Machine learning models achieve high precision, but their decision-making processes often lack explainability. Furthermore, as model complexity increases, explainability typically decreases. Existing efforts to improve explainability primarily involve developing new eXplainable artificial intelligence (XAI) techniques or incorporating explainability constraints during training. While these approaches yield specific improvements, their applicability remains limited. In this work, we propose the Vision Transformer with artificial Astrocytes (ViTA). This training-free approach is inspired by neuroscience and enhances the reasoning of a pretrained deep neural network to generate more human-aligned explanations.

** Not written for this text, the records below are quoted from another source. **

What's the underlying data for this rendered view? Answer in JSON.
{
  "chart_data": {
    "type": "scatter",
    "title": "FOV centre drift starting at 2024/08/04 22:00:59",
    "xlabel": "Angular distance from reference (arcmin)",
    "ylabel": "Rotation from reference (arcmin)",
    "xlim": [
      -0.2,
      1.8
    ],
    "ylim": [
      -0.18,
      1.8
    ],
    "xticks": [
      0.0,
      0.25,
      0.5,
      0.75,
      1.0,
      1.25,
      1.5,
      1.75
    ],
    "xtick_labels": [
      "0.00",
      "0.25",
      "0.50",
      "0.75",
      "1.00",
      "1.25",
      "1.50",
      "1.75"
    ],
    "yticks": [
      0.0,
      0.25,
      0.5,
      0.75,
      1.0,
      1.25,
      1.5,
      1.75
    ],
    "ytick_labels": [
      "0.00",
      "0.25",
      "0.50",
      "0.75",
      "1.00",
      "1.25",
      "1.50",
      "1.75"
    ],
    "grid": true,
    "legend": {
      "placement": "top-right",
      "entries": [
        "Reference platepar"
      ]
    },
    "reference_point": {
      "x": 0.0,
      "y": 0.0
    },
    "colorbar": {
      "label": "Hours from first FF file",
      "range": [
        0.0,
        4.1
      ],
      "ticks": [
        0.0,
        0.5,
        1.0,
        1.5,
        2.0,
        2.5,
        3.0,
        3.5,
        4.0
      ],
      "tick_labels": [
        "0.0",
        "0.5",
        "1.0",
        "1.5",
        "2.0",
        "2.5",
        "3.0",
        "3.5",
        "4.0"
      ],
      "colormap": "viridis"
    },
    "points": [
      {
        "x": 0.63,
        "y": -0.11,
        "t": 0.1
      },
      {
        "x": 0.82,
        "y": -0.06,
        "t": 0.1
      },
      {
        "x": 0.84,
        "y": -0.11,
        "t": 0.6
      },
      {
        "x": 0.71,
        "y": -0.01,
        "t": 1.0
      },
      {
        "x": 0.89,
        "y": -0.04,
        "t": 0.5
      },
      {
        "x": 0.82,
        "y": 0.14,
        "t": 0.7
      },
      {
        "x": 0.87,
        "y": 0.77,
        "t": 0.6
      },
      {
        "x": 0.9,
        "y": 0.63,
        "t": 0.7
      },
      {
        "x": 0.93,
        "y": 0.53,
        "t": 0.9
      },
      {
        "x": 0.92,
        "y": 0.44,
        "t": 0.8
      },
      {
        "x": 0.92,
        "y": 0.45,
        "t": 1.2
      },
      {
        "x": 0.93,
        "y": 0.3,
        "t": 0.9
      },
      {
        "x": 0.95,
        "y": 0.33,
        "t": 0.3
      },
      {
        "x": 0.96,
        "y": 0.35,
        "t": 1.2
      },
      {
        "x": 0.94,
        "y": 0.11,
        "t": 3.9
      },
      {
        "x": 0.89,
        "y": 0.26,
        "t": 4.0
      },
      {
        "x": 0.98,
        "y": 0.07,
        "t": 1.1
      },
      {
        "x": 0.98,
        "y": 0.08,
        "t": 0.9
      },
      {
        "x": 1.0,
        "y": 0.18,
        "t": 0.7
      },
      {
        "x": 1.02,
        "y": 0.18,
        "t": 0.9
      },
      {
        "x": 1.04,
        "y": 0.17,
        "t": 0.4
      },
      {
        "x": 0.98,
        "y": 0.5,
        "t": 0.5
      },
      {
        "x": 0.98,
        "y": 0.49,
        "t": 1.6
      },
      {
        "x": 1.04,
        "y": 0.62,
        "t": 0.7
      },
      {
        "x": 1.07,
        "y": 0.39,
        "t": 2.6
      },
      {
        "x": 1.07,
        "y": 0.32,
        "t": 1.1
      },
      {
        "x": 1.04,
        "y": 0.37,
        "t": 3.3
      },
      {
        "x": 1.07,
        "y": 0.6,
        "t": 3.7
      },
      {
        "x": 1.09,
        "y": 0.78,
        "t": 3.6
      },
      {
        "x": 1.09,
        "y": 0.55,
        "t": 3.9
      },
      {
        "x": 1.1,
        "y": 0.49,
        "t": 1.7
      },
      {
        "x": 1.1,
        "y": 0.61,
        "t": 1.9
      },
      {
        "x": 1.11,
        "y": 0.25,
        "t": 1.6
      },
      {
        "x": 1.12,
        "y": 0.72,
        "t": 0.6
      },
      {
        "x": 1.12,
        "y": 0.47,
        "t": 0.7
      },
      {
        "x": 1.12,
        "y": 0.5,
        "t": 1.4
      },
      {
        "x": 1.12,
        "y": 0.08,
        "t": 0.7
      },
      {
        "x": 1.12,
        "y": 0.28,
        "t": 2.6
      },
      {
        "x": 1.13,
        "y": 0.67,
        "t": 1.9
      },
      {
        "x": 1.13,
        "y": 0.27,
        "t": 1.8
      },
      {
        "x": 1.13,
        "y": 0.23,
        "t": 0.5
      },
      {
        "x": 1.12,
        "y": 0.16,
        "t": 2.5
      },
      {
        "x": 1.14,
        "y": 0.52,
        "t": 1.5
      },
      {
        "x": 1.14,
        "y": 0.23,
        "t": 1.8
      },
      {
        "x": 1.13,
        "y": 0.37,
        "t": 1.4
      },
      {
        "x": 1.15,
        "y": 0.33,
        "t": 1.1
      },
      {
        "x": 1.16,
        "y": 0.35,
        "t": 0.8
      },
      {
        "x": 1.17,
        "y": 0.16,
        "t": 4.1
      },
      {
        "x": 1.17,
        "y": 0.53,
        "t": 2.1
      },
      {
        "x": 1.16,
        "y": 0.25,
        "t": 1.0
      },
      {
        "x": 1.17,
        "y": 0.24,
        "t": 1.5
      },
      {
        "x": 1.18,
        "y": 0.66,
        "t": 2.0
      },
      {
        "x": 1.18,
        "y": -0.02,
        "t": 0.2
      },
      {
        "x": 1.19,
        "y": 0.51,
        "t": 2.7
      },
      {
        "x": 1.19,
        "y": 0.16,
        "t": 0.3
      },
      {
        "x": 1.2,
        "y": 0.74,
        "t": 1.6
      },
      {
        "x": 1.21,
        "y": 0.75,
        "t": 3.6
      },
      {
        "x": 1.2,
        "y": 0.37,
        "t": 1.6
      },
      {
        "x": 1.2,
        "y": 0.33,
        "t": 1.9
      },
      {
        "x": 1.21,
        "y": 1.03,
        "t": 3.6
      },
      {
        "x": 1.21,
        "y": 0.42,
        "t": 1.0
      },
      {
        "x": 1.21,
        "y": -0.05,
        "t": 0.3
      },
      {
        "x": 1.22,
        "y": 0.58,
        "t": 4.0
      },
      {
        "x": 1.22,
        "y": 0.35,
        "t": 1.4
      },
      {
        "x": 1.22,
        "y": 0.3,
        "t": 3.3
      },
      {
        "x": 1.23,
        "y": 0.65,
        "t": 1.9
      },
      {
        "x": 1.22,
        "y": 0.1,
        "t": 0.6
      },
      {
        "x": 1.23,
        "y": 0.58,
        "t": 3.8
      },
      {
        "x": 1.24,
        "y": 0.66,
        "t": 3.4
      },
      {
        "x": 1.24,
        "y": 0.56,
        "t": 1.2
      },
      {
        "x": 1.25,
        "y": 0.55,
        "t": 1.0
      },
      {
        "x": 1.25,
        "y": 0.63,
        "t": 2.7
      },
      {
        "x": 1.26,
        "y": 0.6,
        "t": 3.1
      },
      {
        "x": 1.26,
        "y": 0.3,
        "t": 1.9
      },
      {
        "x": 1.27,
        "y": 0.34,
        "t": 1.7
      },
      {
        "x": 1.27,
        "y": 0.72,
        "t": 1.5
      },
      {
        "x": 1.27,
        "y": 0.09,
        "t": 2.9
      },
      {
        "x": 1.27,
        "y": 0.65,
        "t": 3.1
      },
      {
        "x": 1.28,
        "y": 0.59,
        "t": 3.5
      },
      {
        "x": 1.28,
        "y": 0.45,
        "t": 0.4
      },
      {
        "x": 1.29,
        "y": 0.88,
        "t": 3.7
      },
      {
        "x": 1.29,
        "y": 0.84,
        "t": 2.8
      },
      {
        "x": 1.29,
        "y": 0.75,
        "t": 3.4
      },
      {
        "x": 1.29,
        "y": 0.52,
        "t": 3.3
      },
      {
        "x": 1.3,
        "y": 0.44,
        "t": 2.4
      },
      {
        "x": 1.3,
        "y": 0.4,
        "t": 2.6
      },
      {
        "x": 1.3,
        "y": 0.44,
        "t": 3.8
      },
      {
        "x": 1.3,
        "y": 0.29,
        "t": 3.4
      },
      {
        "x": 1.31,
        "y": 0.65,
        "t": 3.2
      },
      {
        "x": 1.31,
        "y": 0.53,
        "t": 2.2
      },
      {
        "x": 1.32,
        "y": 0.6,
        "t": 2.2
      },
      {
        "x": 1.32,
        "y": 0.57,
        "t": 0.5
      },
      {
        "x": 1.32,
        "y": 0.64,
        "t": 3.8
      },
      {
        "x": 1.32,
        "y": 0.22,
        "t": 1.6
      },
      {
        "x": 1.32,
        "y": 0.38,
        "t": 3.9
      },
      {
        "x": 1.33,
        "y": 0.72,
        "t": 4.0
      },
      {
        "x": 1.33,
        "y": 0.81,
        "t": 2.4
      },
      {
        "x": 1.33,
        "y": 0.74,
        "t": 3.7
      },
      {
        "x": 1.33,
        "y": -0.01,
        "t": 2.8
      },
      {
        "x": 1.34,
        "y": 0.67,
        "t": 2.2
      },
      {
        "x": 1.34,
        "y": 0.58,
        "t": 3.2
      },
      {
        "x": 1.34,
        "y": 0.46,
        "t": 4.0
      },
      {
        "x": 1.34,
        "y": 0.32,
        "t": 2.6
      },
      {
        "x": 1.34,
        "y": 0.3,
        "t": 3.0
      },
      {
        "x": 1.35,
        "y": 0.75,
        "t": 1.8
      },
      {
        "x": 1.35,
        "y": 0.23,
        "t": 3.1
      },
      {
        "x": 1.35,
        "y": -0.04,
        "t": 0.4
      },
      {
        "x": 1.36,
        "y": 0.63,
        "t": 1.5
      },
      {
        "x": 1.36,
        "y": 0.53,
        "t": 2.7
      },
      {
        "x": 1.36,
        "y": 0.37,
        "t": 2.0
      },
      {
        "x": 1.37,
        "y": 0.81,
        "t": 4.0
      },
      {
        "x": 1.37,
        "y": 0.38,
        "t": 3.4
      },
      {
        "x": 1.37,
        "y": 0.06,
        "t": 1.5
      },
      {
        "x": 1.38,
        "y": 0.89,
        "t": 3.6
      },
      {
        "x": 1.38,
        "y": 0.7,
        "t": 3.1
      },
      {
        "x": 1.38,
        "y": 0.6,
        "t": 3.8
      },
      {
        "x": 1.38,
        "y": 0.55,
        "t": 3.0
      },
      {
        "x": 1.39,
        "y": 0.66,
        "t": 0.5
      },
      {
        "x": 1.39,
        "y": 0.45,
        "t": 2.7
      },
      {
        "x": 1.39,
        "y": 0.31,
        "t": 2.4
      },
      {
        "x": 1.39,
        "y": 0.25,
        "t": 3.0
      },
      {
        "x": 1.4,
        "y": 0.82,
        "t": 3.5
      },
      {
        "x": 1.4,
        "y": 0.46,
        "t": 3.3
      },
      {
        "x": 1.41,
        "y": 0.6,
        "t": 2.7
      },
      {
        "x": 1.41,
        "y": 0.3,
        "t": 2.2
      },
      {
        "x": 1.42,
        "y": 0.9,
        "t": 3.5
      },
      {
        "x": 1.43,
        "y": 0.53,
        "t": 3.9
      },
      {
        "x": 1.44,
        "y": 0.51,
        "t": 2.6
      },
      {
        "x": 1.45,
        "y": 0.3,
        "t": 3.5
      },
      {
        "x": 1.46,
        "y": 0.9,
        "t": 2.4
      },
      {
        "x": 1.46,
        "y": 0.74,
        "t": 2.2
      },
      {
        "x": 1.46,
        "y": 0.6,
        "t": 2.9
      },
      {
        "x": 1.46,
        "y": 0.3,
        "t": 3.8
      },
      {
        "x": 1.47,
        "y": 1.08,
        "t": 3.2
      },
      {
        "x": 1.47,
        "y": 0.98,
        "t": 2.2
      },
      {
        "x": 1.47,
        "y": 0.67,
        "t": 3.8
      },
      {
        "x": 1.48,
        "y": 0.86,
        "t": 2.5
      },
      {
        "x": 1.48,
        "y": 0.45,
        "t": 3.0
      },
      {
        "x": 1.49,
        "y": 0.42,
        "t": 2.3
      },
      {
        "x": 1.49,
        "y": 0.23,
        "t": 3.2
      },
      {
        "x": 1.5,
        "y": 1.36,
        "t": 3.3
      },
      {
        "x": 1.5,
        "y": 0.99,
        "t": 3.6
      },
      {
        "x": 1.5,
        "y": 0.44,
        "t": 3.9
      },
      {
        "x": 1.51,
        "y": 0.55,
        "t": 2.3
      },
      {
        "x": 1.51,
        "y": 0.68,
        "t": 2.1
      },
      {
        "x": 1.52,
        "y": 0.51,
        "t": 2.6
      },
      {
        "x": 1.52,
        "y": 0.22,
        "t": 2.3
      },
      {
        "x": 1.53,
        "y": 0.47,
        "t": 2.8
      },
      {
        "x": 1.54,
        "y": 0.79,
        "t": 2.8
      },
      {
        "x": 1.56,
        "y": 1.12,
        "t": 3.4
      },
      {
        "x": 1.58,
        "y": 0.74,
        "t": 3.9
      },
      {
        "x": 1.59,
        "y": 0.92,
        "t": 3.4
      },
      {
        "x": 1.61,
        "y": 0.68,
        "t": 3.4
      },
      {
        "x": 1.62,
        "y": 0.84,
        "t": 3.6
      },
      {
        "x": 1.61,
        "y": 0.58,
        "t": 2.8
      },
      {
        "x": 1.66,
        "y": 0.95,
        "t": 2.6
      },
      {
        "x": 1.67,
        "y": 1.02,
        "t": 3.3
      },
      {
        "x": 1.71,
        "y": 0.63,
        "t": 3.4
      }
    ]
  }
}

We evaluated our approach employing two well-known XAI techniques, Grad-CAM and Grad-CAM++, and compared it to a standard Vision Transformer (ViT). Using the ClickMe dataset, we quantified the similarity between the heatmaps produced by the XAI techniques and a (human-aligned) ground truth. Our results consistently demonstrate that incorporating artificial astrocytes enhances the alignment of model explanations with human perception, leading to statistically significant improvements across all XAI techniques and metrics utilized.

Paper Structure

This paper contains 11 sections, 9 equations, 4 figures, 2 tables.

Figures (4)

  • Figure 1: Illustration of the tripartite synapse. Information is transmitted along the neural pathways as the presynaptic neuron sends neurotransmitters to the postsynaptic neuron. The astrocyte surrounds the synaptic cleft (i.e., the space between neurons). Astrocytes interact and help to modulate this process in the so-called tripartite synapse.
  • Figure 2: Proposed architecture: Vision Transformer with artificial Astrocytes (ViTA). Artificial astrocytes (stars) are added to the dense layer of the multi-head attention module of the encoder block 0.
  • Figure 3: Class activation maps produced by Grad-CAM and Grad-CAM++ for ViT and ViTA. The columns correspond to the: (1) original image, (2) (human-aligned) ground truth, Grad-CAM output for (3) ViT and (4) ViTA, and Grad-CAM++ output for (5) ViT and (6) ViTA. The numerical values above the images in columns 3–6 represent SSIM scores, indicating how closely the heatmaps generated by each method align with the ground truth.
  • Figure 4: Comparison of Grad-CAM and Grad-CAM++ applied to ViT and ViTA against ClickMe ground truth using Spearman, DSC and SSIM with the best parameter configurations from \ref{['tab:ViTA_metric_comparison_part1']}. Error bars represent variability.